23.6.10

Asfalto; porão da miséria.

Já meio morto, mas não o bastante, queria saber quem tinha sido o otário que disse. Não viu a vida num flash em preto e branco. Não lembrou dos momentos de glória, nem sentiu de novo todos aqueles gozos. Só ouvia, como num filme, os carros furiosos e suas sombras, via como se tivesse óculos de lentes vermelhas. Vermelhas e pastosas. E ria, sabendo que sangue na tela parece mais real que sangue de gente.
Quem via seu corpo quase humano ali, santo de cera cadavérico, contra o asfalto, ficava marcado na alma com a cena, mas corria o olhar para não atingir um ponto sem concerto do seu dentro. Essas vistas se perdiam entre os olhos cheios de fumaça da cidade, incapazes de enxergar a vida e a morte das coisas que os cercam.

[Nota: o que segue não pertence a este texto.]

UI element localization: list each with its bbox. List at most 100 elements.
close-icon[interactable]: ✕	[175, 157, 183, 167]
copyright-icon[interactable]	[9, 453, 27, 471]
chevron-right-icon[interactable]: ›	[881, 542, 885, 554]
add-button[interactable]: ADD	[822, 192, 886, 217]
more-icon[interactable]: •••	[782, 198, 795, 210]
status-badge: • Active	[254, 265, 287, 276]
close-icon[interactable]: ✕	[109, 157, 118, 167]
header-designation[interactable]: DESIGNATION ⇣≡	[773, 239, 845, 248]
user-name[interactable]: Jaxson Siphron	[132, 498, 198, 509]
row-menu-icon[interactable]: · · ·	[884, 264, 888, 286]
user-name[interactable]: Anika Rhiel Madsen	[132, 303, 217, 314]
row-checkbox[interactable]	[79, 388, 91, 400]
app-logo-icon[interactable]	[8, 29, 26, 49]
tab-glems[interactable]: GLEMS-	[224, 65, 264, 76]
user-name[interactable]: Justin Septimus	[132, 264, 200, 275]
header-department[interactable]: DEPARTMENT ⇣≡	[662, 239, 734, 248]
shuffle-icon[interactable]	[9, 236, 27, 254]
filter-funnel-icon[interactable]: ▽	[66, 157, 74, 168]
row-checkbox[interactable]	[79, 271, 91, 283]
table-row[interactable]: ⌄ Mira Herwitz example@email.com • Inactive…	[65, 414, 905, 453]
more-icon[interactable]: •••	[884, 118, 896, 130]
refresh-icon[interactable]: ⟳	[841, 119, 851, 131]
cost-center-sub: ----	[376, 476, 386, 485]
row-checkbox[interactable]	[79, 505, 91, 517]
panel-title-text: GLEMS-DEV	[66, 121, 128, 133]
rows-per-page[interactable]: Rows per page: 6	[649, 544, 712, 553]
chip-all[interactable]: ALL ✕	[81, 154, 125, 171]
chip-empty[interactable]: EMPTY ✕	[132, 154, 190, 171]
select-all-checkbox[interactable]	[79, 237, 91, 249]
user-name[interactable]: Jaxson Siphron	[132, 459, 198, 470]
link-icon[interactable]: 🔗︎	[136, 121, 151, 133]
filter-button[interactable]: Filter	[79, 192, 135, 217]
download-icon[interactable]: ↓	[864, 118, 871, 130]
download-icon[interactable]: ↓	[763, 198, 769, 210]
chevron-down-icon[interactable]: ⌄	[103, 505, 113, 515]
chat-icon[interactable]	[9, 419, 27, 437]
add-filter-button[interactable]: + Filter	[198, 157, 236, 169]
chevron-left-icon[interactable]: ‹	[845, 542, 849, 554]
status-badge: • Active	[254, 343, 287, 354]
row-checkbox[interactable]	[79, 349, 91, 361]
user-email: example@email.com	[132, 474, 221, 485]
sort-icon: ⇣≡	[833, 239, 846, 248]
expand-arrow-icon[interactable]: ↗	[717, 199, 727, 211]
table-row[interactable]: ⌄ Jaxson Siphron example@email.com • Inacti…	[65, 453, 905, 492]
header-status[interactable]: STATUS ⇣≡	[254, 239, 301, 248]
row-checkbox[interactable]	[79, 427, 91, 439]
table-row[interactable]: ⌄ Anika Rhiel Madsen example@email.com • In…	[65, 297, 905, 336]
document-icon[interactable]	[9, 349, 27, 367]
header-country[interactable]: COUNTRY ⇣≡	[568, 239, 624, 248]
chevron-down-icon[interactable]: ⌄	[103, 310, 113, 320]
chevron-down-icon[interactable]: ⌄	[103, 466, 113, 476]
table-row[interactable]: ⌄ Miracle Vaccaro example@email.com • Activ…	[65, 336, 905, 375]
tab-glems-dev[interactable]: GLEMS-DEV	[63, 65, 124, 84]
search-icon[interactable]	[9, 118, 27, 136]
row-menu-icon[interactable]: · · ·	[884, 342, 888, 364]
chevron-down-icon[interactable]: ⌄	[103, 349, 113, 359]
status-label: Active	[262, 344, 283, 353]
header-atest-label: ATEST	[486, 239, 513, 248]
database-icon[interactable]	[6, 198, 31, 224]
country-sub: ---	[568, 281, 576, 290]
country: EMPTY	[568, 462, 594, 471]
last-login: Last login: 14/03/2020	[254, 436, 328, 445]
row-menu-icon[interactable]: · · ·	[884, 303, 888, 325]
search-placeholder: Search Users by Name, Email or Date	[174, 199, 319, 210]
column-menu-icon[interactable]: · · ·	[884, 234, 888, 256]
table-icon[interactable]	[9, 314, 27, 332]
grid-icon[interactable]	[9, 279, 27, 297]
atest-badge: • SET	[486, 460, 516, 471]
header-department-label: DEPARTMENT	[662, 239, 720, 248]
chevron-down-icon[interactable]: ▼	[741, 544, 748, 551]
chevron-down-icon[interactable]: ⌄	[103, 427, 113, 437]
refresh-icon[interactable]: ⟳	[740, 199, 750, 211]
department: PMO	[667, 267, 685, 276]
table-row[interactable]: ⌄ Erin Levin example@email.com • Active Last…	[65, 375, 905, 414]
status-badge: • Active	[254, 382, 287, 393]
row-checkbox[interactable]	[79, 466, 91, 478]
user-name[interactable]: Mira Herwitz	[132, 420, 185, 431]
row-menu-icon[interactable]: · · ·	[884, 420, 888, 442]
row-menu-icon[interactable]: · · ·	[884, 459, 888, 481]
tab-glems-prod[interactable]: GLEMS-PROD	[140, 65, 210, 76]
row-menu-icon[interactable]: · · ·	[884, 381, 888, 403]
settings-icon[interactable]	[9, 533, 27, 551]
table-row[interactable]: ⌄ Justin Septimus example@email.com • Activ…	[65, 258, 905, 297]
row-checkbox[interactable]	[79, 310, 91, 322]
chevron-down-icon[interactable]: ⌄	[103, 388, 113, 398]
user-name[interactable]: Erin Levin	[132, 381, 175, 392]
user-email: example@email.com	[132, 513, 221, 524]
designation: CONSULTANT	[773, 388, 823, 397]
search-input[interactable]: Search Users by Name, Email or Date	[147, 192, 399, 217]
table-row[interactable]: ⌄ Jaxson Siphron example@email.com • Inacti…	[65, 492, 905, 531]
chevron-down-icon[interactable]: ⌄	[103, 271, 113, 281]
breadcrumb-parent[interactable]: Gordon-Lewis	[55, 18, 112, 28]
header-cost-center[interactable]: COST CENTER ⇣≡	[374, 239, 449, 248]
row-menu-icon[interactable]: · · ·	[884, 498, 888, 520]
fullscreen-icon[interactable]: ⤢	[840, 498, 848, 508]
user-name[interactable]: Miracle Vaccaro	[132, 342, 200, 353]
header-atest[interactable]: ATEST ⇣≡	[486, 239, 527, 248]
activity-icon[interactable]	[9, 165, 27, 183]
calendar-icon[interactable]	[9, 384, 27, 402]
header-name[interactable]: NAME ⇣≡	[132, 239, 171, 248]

Ele confrontava esses olhos cinzentos que quase o viam, com seu olhar muito cristalino, translúcido.
De costas, abraçava o cimento com as palmas das mãos, suas unhas já em carne viva, pareciam querer levá-lo para dentro da terra. Queria enterrar-se ali mesmo, para fugir das cerimônias dos homens. Era sua última chance de escapar daquilo que tanto abominava e sua resistência se acabava na medida que sua respiração ia diminuindo e suas digitais desaparecendo. Mas sua eterna fuga, até a hora de sua morte amém, criava um mundo inteiro de rituais que percorriam seu nome, seu riso, sua fala, sua dor. Até seus cheiros eram marcados por uma civilidade sem fim. O afã de ser um não-ser, de descolar-se dos seus, era o peso que carregava. Mas não conseguia essa unicidade, era excepcional como todas as outras pessoas e só. Mas quem tinha sido o otário que disse? A pergunta correu mais uma vez e deu algumas voltas em sua cabeça. Ele mesmo respondia com mais uma pergunta: disse o quê?
Tentava divisar-se entre o delírio moribundo ou um sonho (e então acordaria assustado e suado em sua cama limpa, com os lençóis mais brancos do varal da pensão - isso era um de seus orgulhos diários). Mas era sua morte, o cheiro ferroso do sangue denunciava, nada podia ser mais real. Foi tomado por um censo de decisão: jogou fora toda sua autopiedade, não queria que ninguém chorasse pelos seus plano de vôo. Não queria que no amanhã fosse lembrado pelas memórias mambembes de tentar não ser um humano. Resolveu assumir-se de carne e osso. Mas quem tinha sido o otário que disse? Disse o quê? Que nesse mundo não se pode amar (Lembrou-se!).
Um beijo, pediu. Mas não havia ninguém. Não que ele visse. Um beijo, disse. Sentiu sua cabeça ser erguida. Estava apoiado em algo macio. Viu algo contra luz do sol. Era o Homem. Sentia o calor de sua perna, jurava que podia sentir. Me dê um beijo, repetiu sem saber se as palavras realmente saíam de sua boca. Sentiu algo macio e quente em seus lábios. O êxtase. No estante seguinte estava sozinho mais uma vez.
Ainda meio vivo, o suficiente, viu que era a hora de esperar a morte certa, preta e branca. Por dentro havia trocado de roupa, frequentado festas, mergulhado dez vezes no mesmo rio e ainda em outros. Seus lábios emanavam sentimentos e sorviam trejeitos do Amor, o Homem amava, transcendia aquele beijo, um salto cego agarrado a teias invisíveis. Como se fosse a única possibilidade.

Inspiração, transpiração e encontros com Fêli.